In September 1912 Miltiades followed her sister Marathon in going to the Alexander Stephen and Sons shipyard to be cut in half and then lengthened. When this work was completed in 1913, Miltiades had gained a second funnel, and had been lengthened to 504.3 ft, with an increased tonnage of . She now had capacity for 150 first class passengers, and 170 passengers in third class.

She arrived in Sydney on 18 September 1914, having departed London. From 1914 to 1920 Miltiades was requisitioned for use as a troopship for the duration of the First World War. She was initially hired, effective 21 September 1914, to convey "Imperial Reservists" of the British Army from Sydney to the British Isles, with the contract terminating on 3 January 1915. One of those men was Issy Smith, who embarked on 21 October 1914. On 8 November 1915, she was re-hired to transport Australian troops. She resumed commercial service on 4 June 1920.
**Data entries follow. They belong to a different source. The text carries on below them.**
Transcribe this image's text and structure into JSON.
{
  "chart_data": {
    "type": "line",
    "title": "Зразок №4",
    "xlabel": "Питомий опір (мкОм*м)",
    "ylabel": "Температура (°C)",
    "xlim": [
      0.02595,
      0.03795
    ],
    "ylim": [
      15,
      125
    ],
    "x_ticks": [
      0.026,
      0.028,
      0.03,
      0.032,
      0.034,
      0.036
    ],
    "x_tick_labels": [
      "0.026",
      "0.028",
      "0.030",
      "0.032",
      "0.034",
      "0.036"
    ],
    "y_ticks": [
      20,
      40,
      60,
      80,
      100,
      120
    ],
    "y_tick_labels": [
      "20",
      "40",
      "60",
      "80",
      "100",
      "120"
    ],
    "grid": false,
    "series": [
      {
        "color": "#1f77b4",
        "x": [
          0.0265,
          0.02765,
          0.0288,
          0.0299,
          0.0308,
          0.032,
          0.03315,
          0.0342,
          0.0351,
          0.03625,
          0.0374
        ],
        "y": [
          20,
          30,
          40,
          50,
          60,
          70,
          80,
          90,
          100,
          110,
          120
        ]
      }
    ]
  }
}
In 1920 Miltiades and her sister were purchased by the Royal Mail Steam Packet Company, Miltiades was renamed Orcana whilst Marathon was renamed Oruba. In 1922 she was transferred to the Pacific Steam Navigation Company, and put onto their "Round South America" service, that departed Liverpool, visited Montevideo, then Valparaíso, the Panama Canal then back to Liverpool. However, after her very first voyage she was found to be too expensive to operate, and she was therefore laid up, firstly at Liverpool and then Dartmouth where she remained until she was sold for scrap to Arie Rijsdijk Boss & Zonen in 1923, who had her towed to the Netherlands to be broken up at Hendrik-ido-Ambracht in 1923.